Plusieurs personnes ont été émues par la décision audacieuse de Sanya de s'opposer à la cour martiale tandis que d'autres s'inquiétaient de ce qui lui arriverait après son retour en prison.

L'utilisateur de Twitter @woundedUgandan a salué l'audace de Sanya.

SANYA !
Laissez ce nom pénétrer.

Votre voix était plus forte et bien entendue !
La liberté est un droit !#FreeAllPoliticalPrisonersinUganda [16]

pic.twitter.com/IOgHRVZeMr [17]

— #BringBackOurPeople🇺🇬 (@woundedUgandan) 31 janvier 2023 [18]

Une autre utilisatrice de Twitter, @HillaryTaylorVI, qui s'identifie comme Justice Hunter dans son profil, a estimé que si tous les Ougandais avaient le courage de Sanya Muhydin, il serait alors plus facile d'évincer le Président le plus ancien au pouvoir.

Si nous tous, Ougandais, n'avions qu'une once de courage de Sanya Muhydin, nous serions maintenant libérés de la captivité du despote Museveni.

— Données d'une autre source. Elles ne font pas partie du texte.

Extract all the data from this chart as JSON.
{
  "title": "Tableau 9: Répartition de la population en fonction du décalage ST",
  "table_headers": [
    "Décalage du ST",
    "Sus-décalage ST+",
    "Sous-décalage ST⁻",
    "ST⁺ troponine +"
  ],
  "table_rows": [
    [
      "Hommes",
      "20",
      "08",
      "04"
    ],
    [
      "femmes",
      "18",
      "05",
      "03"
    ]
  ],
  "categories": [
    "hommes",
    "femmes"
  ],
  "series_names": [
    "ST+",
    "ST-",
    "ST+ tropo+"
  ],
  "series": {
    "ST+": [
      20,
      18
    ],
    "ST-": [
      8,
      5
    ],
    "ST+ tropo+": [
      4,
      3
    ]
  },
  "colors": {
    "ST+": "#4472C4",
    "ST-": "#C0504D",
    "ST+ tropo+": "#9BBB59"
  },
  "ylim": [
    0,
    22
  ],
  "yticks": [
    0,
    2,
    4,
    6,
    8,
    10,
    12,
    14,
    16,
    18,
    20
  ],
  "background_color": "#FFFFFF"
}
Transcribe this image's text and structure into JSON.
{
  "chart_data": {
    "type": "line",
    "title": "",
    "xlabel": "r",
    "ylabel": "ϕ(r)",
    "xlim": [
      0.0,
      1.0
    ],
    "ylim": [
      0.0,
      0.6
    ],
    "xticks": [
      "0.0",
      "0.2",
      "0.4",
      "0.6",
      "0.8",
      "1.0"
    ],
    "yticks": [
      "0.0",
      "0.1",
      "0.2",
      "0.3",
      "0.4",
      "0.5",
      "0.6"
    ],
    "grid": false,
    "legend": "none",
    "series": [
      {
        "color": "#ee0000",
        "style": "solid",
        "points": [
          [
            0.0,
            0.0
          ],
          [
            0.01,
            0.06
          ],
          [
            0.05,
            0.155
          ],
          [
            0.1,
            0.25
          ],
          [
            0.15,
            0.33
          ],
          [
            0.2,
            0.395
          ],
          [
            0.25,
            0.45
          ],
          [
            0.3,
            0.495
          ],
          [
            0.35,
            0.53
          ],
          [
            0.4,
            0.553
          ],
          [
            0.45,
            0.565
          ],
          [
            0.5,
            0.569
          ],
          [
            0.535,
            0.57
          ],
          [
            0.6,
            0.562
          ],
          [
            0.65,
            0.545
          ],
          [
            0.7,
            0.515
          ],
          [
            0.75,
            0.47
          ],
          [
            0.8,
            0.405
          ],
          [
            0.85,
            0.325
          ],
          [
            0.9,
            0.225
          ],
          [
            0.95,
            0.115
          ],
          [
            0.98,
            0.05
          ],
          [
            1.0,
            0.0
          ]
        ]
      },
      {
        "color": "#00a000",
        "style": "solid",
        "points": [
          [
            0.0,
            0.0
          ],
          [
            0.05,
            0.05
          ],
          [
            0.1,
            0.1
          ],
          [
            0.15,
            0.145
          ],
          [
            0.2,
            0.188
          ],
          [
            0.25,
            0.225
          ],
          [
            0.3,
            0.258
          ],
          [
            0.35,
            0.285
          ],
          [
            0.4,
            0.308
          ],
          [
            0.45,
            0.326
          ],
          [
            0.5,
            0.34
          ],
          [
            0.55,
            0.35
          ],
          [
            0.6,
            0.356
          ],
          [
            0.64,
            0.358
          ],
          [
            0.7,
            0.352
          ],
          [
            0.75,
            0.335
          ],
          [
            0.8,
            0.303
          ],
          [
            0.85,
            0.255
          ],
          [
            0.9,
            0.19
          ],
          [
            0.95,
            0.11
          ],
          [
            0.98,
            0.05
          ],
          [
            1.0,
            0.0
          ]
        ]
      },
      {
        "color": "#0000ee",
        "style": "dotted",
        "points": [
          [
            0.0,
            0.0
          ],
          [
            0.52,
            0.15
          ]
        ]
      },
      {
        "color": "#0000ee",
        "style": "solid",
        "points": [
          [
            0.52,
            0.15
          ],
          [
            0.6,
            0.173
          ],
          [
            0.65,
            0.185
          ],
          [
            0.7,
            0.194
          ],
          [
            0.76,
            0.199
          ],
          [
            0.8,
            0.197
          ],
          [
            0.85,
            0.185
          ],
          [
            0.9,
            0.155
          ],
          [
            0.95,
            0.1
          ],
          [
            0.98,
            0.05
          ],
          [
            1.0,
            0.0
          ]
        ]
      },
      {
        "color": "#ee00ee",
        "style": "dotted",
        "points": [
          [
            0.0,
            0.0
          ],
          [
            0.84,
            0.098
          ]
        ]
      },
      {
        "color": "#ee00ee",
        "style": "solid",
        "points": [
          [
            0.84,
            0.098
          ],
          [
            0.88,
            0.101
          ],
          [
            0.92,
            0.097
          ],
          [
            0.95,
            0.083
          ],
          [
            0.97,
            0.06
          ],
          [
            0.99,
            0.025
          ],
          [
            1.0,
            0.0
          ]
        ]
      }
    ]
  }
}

Plus besoin de prendre des pincettes.

#ResistMuseveni [19]#FreeAllPoliticalPrisonersInUganda [20] pic.twitter.com/l0PV70F3p7 [21]

— Justice Hunter 🇺🇬🇺🇸 (@HillaryTaylorVI) 1 février 2023 [22]

De nombreux Ougandais ont peur de dénoncer le régime et les méfaits du Président Museveni par crainte d'être arrêtés ou même tués.

Il y a des dizaines de partisans de Bobi Wine en prison. En 2022, le chef de l'opposition de la Plateforme d'unité nationale (NUP), Mathias Mpuuga, a présenté [23] devant le parlement et plus tard devant la Commission ougandaise des droits de l'homme (UHRC) une liste de 25 personnes dont on ne sait pas où elles se trouvent. Un article de l'UHRC sur son site Web citait la chef de la commission, Mariam Wangadya, déclarant [24] que sept des 25 personnes disparues avaient depuis été libérées. On peut y lire :

Le NUP a répondu à la demande de la Commission dans une lettre datée du 29 novembre 2022 fournissant des informations détaillées sur les 25 personnes présumées disparues, y compris leurs photos ; les dates auxquelles elles auraient disparu ; et les contacts de leurs proches. Cependant, nos enquêtes ont jusqu'à présent établi que 7 des 25 personnes présumées disparues ont été libérées en décembre 2022 et ont depuis retrouvé leur famille.

Tout cela se produit alors même que le fils du président, le général Muhoozi Kainerugaba, un officier de l'armée en service, continue d'organiser des rassemblements [25] à travers le pays et de tweeter des déclarations menaçant [26] d'attaquer le pays voisin, le Kenya.

Avec tout ce qui se passe pour le fils du Président, Bobi Young rejoint des dizaines de jeunes dans les prisons ougandaises pour avoir parlé de la situation politique dans leur pays. On ne sait pas quand Bobi Young et les autres retrouveront un jour la liberté.